Bacterial infiltration into the colonic mucosa was associated with type 2 diabetes mellitus in humans, confirming prior findings in mice, investigators said.
Unlike in mice, however, microbiota encroachment did not correlate with human adiposity per se, reported Benoit Chassaing, PhD, of Georgia State University, Atlanta, and his associates. Their mouse models all have involved low-grade inflammation, which might impair insulin/leptin signaling and thereby promote both adiposity and dysglycemia, they said. In contrast, “we presume that humans can become obese for other reasons not involving the microbiota,” they added. The findings were published in the September issue of Cellular and Molecular Gastroenterology and Hepatology (2017;2:205-21. doi: 10.1016/j.jcmgh.2017.04.001).

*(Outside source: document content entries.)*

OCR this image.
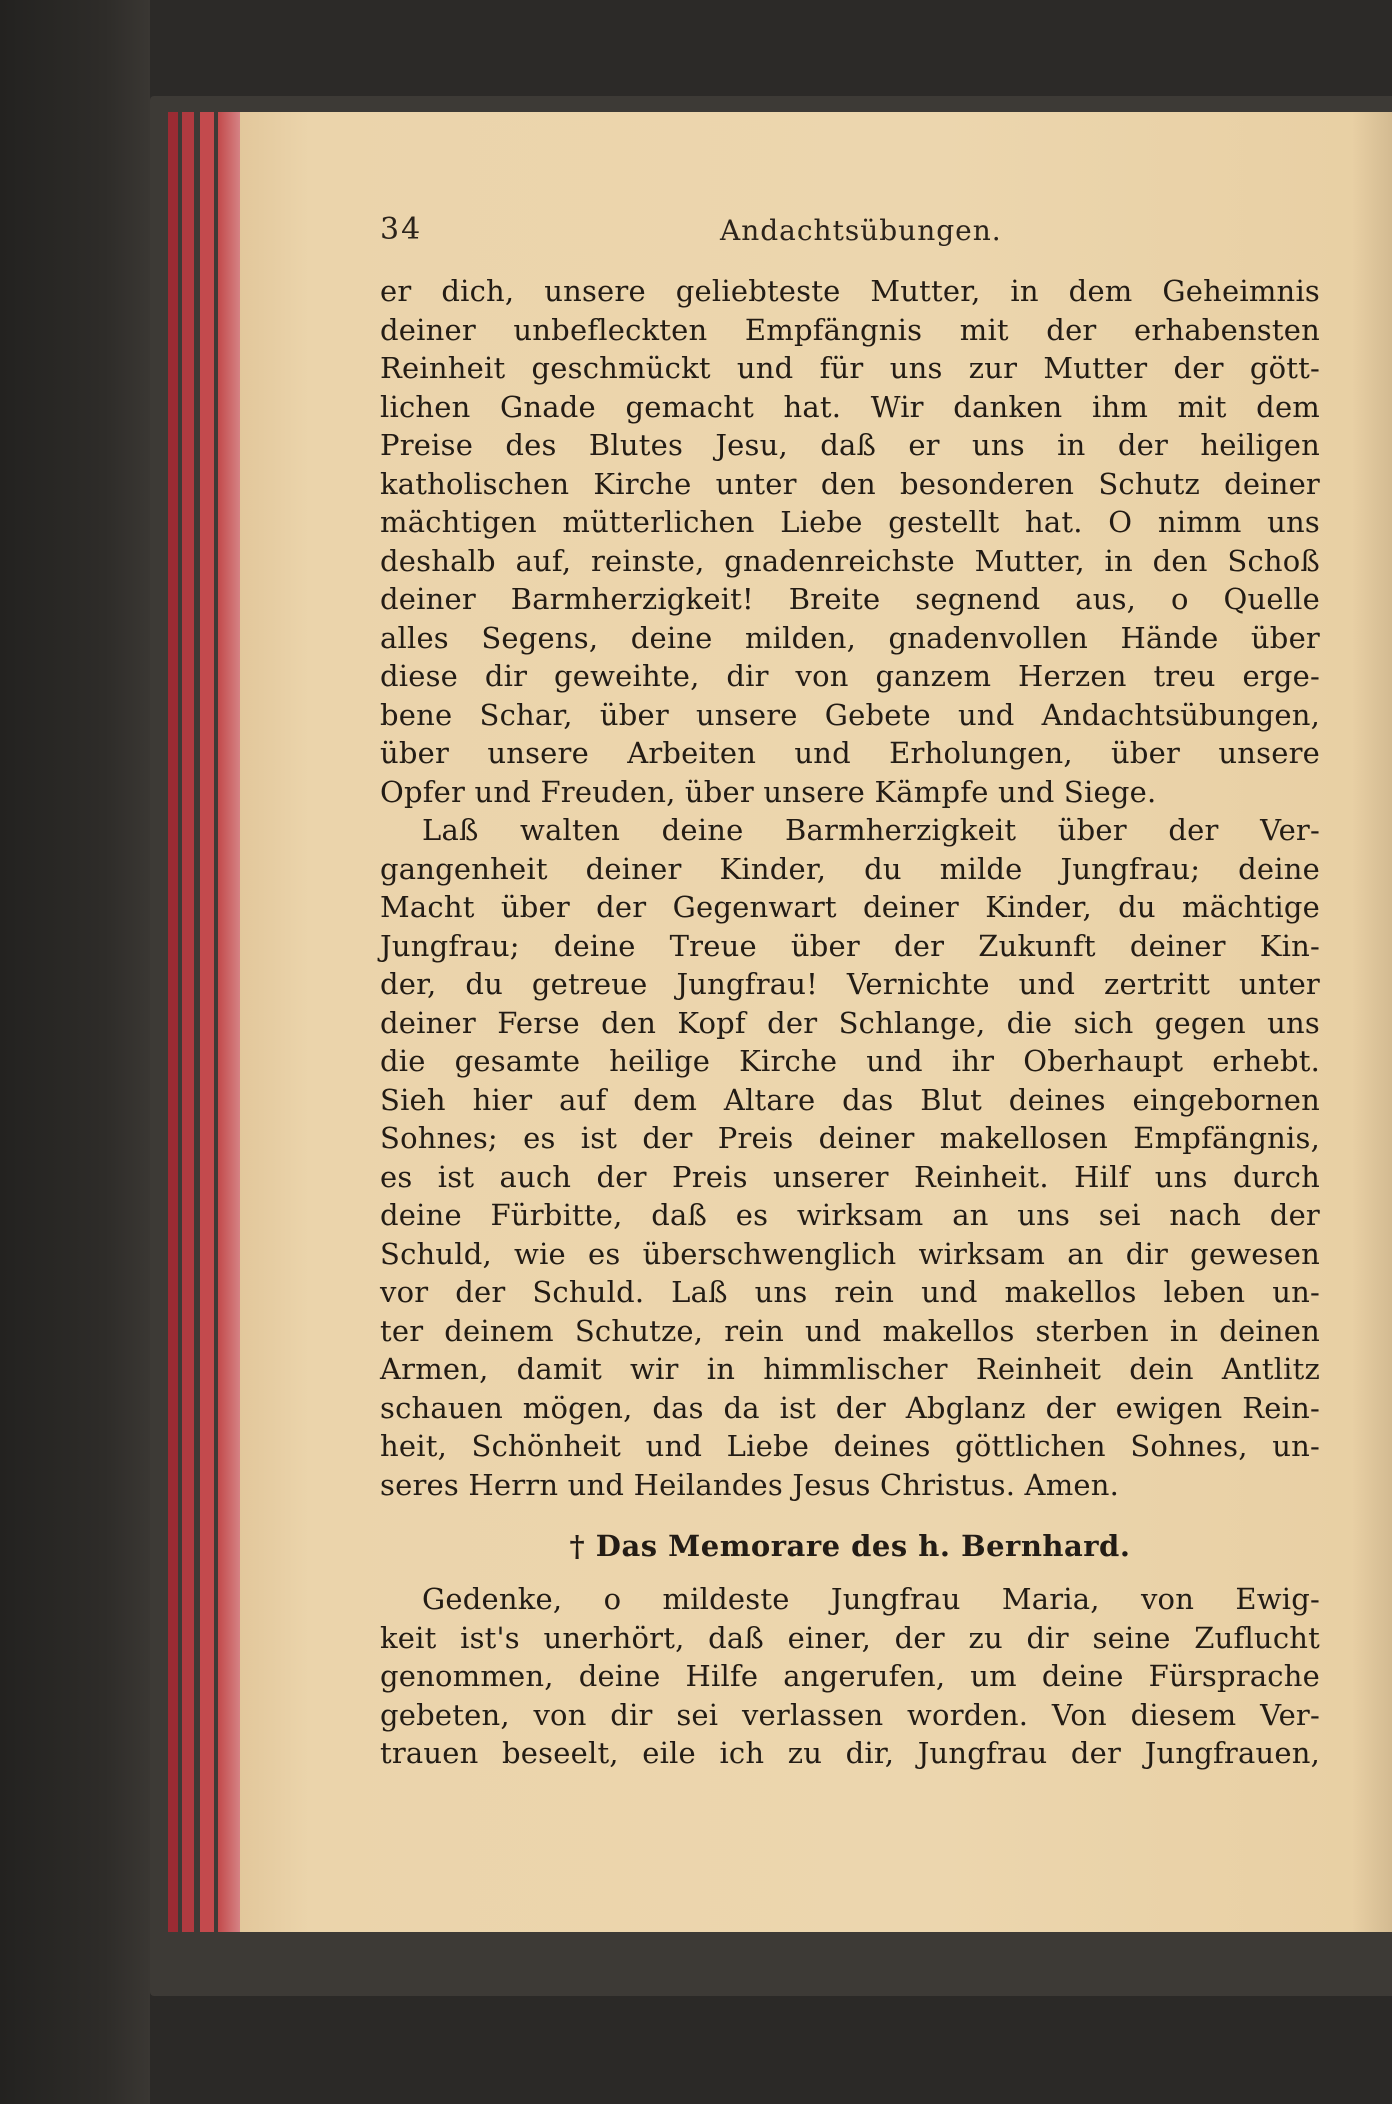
34	Andachtsübungen.
er dich, unsere geliebteste Mutter, in dem Geheimnis
deiner unbefleckten Empfängnis mit der erhabensten
Reinheit geschmückt und für uns zur Mutter der gött-
lichen Gnade gemacht hat. Wir danken ihm mit dem
Preise des Blutes Jesu, daß er uns in der heiligen
katholischen Kirche unter den besonderen Schutz deiner
mächtigen mütterlichen Liebe gestellt hat. O nimm uns
deshalb auf, reinste, gnadenreichste Mutter, in den Schoß
deiner Barmherzigkeit! Breite segnend aus, o Quelle
alles Segens, deine milden, gnadenvollen Hände über
diese dir geweihte, dir von ganzem Herzen treu erge-
bene Schar, über unsere Gebete und Andachtsübungen,
über unsere Arbeiten und Erholungen, über unsere
Opfer und Freuden, über unsere Kämpfe und Siege.
Laß walten deine Barmherzigkeit über der Ver-
gangenheit deiner Kinder, du milde Jungfrau; deine
Macht über der Gegenwart deiner Kinder, du mächtige
Jungfrau; deine Treue über der Zukunft deiner Kin-
der, du getreue Jungfrau! Vernichte und zertritt unter
deiner Ferse den Kopf der Schlange, die sich gegen uns
die gesamte heilige Kirche und ihr Oberhaupt erhebt.
Sieh hier auf dem Altare das Blut deines eingebornen
Sohnes; es ist der Preis deiner makellosen Empfängnis,
es ist auch der Preis unserer Reinheit. Hilf uns durch
deine Fürbitte, daß es wirksam an uns sei nach der
Schuld, wie es überschwenglich wirksam an dir gewesen
vor der Schuld. Laß uns rein und makellos leben un-
ter deinem Schutze, rein und makellos sterben in deinen
Armen, damit wir in himmlischer Reinheit dein Antlitz
schauen mögen, das da ist der Abglanz der ewigen Rein-
heit, Schönheit und Liebe deines göttlichen Sohnes, un-
seres Herrn und Heilandes Jesus Christus. Amen.
† Das Memorare des h. Bernhard.
Gedenke, o mildeste Jungfrau Maria, von Ewig-
keit ist's unerhört, daß einer, der zu dir seine Zuflucht
genommen, deine Hilfe angerufen, um deine Fürsprache
gebeten, von dir sei verlassen worden. Von diesem Ver-
trauen beseelt, eile ich zu dir, Jungfrau der Jungfrauen,
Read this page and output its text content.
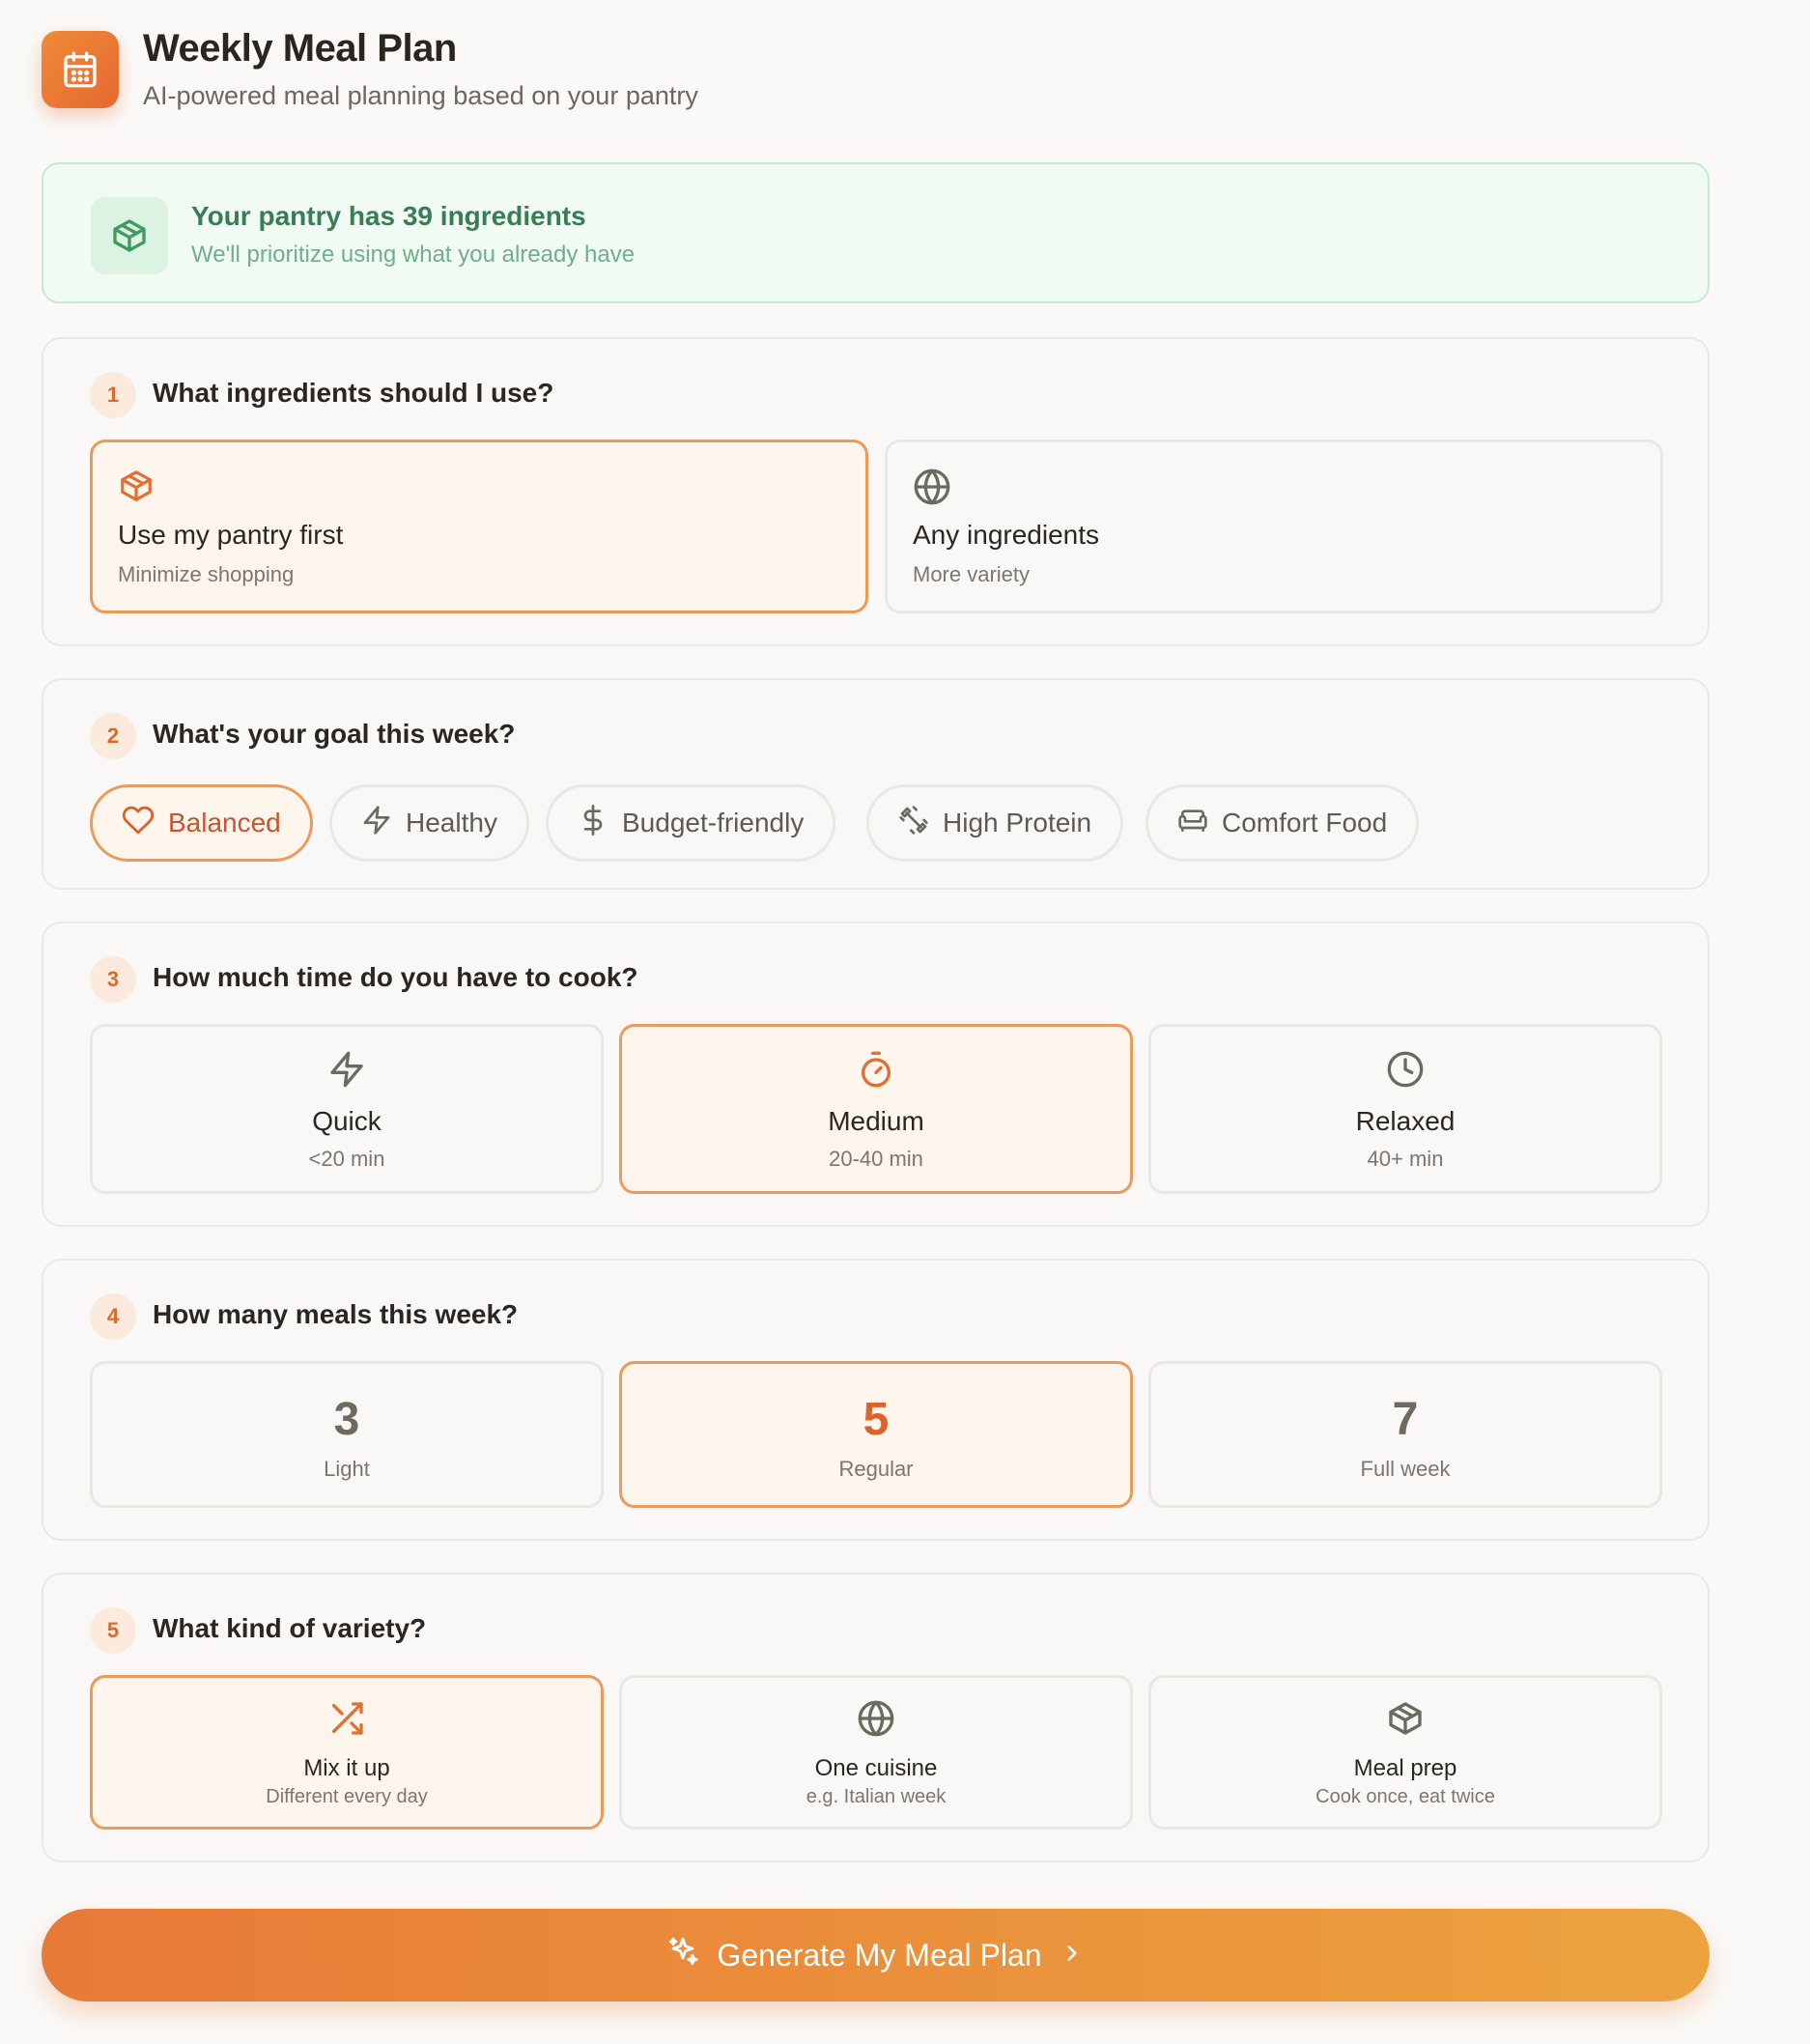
Weekly Meal Plan
AI-powered meal planning based on your pantry
Your pantry has 39 ingredients
We'll prioritize using what you already have
1	What ingredients should I use?
Use my pantry first
Minimize shopping
Any ingredients
More variety
2	What's your goal this week?
Balanced	Healthy	Budget-friendly	High Protein	Comfort Food
3	How much time do you have to cook?
Quick
<20 min
Medium
20-40 min
Relaxed
40+ min
4	How many meals this week?
3
Light
5
Regular
7
Full week
5	What kind of variety?
Mix it up
Different every day
One cuisine
e.g. Italian week
Meal prep
Cook once, eat twice
Generate My Meal Plan
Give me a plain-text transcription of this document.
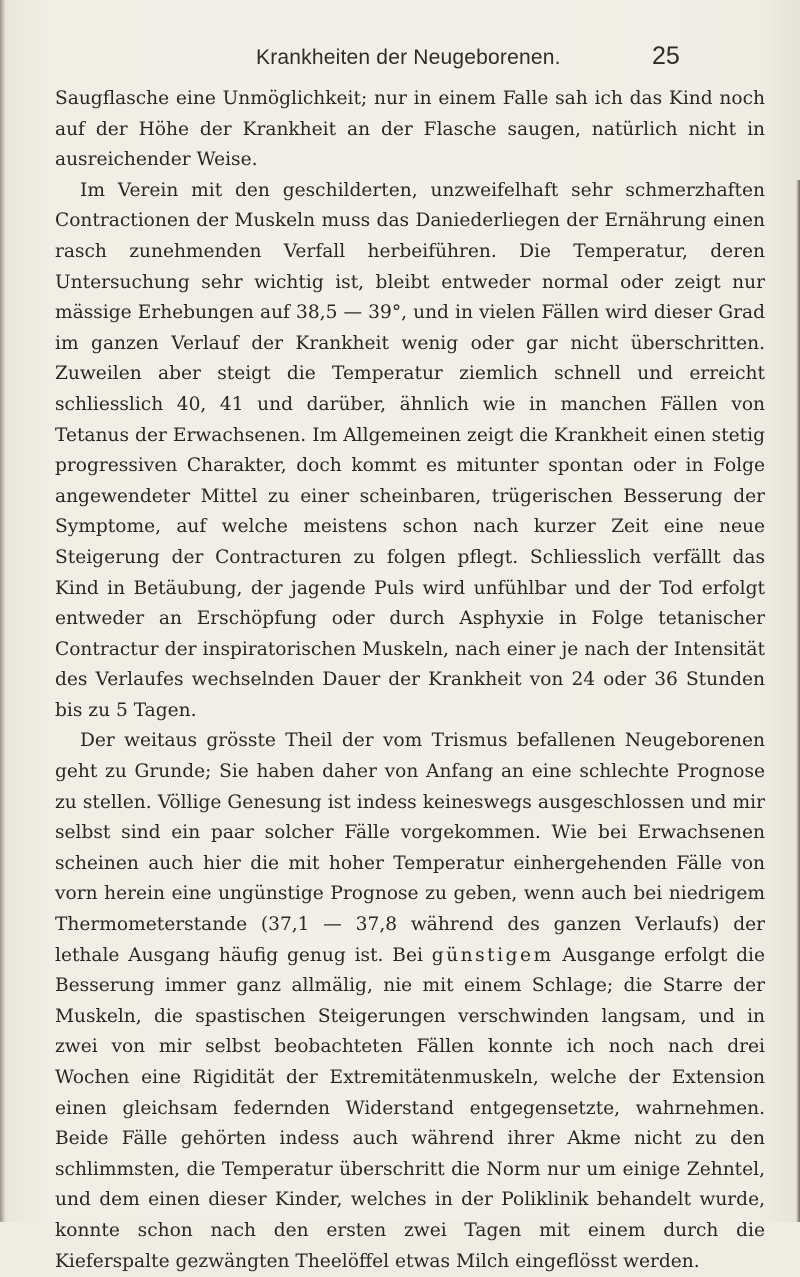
Krankheiten der Neugeborenen.	25

Saugflasche eine Unmöglichkeit; nur in einem Falle sah ich das Kind noch auf der Höhe der Krankheit an der Flasche saugen, natürlich nicht in ausreichender Weise.

Im Verein mit den geschilderten, unzweifelhaft sehr schmerzhaften Contractionen der Muskeln muss das Daniederliegen der Ernährung einen rasch zunehmenden Verfall herbeiführen. Die Temperatur, deren Untersuchung sehr wichtig ist, bleibt entweder normal oder zeigt nur mässige Erhebungen auf 38,5 — 39°, und in vielen Fällen wird dieser Grad im ganzen Verlauf der Krankheit wenig oder gar nicht überschritten. Zuweilen aber steigt die Temperatur ziemlich schnell und erreicht schliesslich 40, 41 und darüber, ähnlich wie in manchen Fällen von Tetanus der Erwachsenen. Im Allgemeinen zeigt die Krankheit einen stetig progressiven Charakter, doch kommt es mitunter spontan oder in Folge angewendeter Mittel zu einer scheinbaren, trügerischen Besserung der Symptome, auf welche meistens schon nach kurzer Zeit eine neue Steigerung der Contracturen zu folgen pflegt. Schliesslich verfällt das Kind in Betäubung, der jagende Puls wird unfühlbar und der Tod erfolgt entweder an Erschöpfung oder durch Asphyxie in Folge tetanischer Contractur der inspiratorischen Muskeln, nach einer je nach der Intensität des Verlaufes wechselnden Dauer der Krankheit von 24 oder 36 Stunden bis zu 5 Tagen.

Der weitaus grösste Theil der vom Trismus befallenen Neugeborenen geht zu Grunde; Sie haben daher von Anfang an eine schlechte Prognose zu stellen. Völlige Genesung ist indess keineswegs ausgeschlossen und mir selbst sind ein paar solcher Fälle vorgekommen. Wie bei Erwachsenen scheinen auch hier die mit hoher Temperatur einhergehenden Fälle von vorn herein eine ungünstige Prognose zu geben, wenn auch bei niedrigem Thermometerstande (37,1 — 37,8 während des ganzen Verlaufs) der lethale Ausgang häufig genug ist. Bei günstigem Ausgange erfolgt die Besserung immer ganz allmälig, nie mit einem Schlage; die Starre der Muskeln, die spastischen Steigerungen verschwinden langsam, und in zwei von mir selbst beobachteten Fällen konnte ich noch nach drei Wochen eine Rigidität der Extremitätenmuskeln, welche der Extension einen gleichsam federnden Widerstand entgegensetzte, wahrnehmen. Beide Fälle gehörten indess auch während ihrer Akme nicht zu den schlimmsten, die Temperatur überschritt die Norm nur um einige Zehntel, und dem einen dieser Kinder, welches in der Poliklinik behandelt wurde, konnte schon nach den ersten zwei Tagen mit einem durch die Kieferspalte gezwängten Theelöffel etwas Milch eingeflösst werden.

For the study, the investigators analyzed colonic mucosal biopsies from 42 middle-aged diabetic adults who underwent screening colonoscopies at a single Veteran’s Affairs hospital. All but one of the patients were men, 86% were overweight, 45% were obese, and 33% (14 patients) had diabetes. The researchers measured the shortest distance between bacteria and the epithelium using confocal microscopy and fluorescent in situ hybridization.
Nonobese, nondiabetic patients had residual bacteria “almost exclusively” in outer regions of the mucus layer, while obese diabetic patients had bacteria in the dense inner mucus near the epithelium, said the investigators. Unlike in mice, bacterial-epithelial distances did not correlate with adiposity per se among individuals without diabetes (P = .4). Conversely, patients with diabetes had bacterial-epithelial distances that were about one-third of those in euglycemic individuals (P less than .0001), even when they were not obese (P less than .001).
“We conclude that microbiota encroachment is a feature of insulin resistance–associated dysglycemia in humans,” Dr. Chassaing and his associates wrote. Microbiota encroachment did not correlate with ethnicity, use of antibiotics or diabetes treatments, or low-density lipoprotein levels, but it did correlate with a rise in CD19+ cells, probably mucosal B cells, they said. Defining connections among microbiota encroachment, B-cell responses, and metabolic disease might clarify the pathophysiology and treatment of metabolic syndrome, they concluded.
The investigators also induced hyperglycemia in wild-type mice by giving them water with 10% sucrose and intraperitoneal streptozotocin injections. Ten days after the last injection, they measured fasting blood glucose, fecal glucose, and colonic bacterial-epithelial distances. Even though fecal glucose rose as expected, they found no evidence of microbiota encroachment. They concluded that short-term (2-week) hyperglycemia was not enough to cause encroachment. Thus, microbiota encroachment is a characteristic of type 2 diabetes, not of adiposity per se, correlates with disease severity, and might stem from chronic inflammatory processes that drive insulin resistance, they concluded.
Funders included the National Institutes of Health, VA-MERIT, and the Crohn’s and Colitis Foundation of America. The investigators had no relevant conflicts of interest.